Judge Thomas Zilly has denied Zillow Group, Inc.’s motion to dismiss a securities lawsuit, except for one claim, clearing the way for the lawsuit alleging the company has misled investors. The lead plaintiff, Jeremy Jaeger, alleges the company deceived investors about Zillow Offers’ underperformance.
Founded in 2006, Zillow is a housing market tracking app that allows users to monitor the values of homes for sale. Per the order, until 2018, Zillow made the lion’s share of its revenue through advertising and referral fees for matching prospective buyers with and sellers with real estate agents and brokers.
In April 2018, Zillow entered the “iBuyer” market, in which companies use algorithms and machine learning to buy and resell homes quickly, with the goal of accelerating their growth. They called this offshoot Zillow Offers.
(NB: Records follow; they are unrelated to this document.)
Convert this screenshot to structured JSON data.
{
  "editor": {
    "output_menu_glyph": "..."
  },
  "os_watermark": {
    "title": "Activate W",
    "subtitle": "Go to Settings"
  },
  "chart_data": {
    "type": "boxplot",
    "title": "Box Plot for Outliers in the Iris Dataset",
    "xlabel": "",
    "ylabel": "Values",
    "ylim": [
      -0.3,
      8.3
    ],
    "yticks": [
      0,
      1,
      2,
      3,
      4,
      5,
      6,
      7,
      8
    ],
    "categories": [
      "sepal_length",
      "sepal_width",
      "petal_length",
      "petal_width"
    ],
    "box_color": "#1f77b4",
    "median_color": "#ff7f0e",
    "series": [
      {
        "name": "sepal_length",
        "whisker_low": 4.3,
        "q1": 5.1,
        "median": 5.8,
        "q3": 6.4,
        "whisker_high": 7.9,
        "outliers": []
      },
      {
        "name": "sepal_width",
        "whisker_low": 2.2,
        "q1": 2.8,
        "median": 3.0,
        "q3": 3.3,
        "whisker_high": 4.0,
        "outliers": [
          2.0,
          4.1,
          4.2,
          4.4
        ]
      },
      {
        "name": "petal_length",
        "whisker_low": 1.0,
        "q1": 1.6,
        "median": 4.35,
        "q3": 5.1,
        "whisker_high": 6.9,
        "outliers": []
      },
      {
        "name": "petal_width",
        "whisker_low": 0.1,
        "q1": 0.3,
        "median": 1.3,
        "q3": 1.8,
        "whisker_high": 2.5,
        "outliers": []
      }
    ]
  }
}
When Zillow Offers entered the market, they were behind some of their competitors who had entered the iBuyer market years earlier, according to the court; however, returning CEO and defendant Richard Barton set an aggressive goal of $20 billion in revenue over five years through buying and selling 5,000 homes per month. In February 2021, they announced a new Zestimate offer program, in which algorithms would generate an initial purchase offer from Zillow to homeowners.
Things did not go according to plan, court documents allege. In June 2021, Zillow missed their inventory-acquisition targets due to the algorithms “under-modeling” the level of home appreciation. As a result, they issued a press release stating algorithmic improvements to Zestimate promising quicker and more accurate predictions of value. Jaeger alleges this was a lie to cover up Project Ketchup, a campaign in which Zillow offered significantly more than Zestimate would suggest in order to rapidly acquire new houses.
But, according to court filings, Zillow could not keep up – statements from financial executives cited by the plaintiff describe how this massive purchasing spree cut into Zillow’s profits, so to make up the difference they attempted to reduce spending on their renovating contractors. As a result, contractors deprioritized Zillow’s projects and even refused to take them on. Thus Zillow acquired more homes than they could sell.
Between October 18, 2021, and November 3, 2021, Zillow issued corrective statements on their underperforming expectations, and their stock value plummeted.
Jaeger, on behalf of his proposed class, alleges Zillow and its executives misled the public about the actual goings-on of Zillow Offers leading investors to lose value when this underperformance was revealed. Zillow then moved to dismiss all charges.
Judge Zilly, of the Western District of Washington, denied this motion excepting one statement. He found that all the other challenged statements met the plausibility standard, were not protected by the safe harbor clause, and sufficiently demonstrated scienter, and loss causation.
The one statement that was dismissed concerns an interaction between Piper Sandler analyst Thomas Steven Champion and Zillow’s Chief Operating Officer Jeremy Wacksman. The court objected to Zillow’s arguments that certain key phrases like “we expect” or “going to be” automatically render a statement within the purview of safe harbor, yet Judge Zilly did find the interaction as a whole was forward-looking and protected by the safe harbor clause. The order provides leave to amend, though doubts the plaintiffs can successfully do so.
The lead plaintiff is represented by Hagens Berman Sobol Shapiro LLP and Kessler Topaz Meltzer & Check, LLP. The defendants are represented by Skadden, Arps, Slate, Meagher & Flom LLP and Perkins Coie LLP.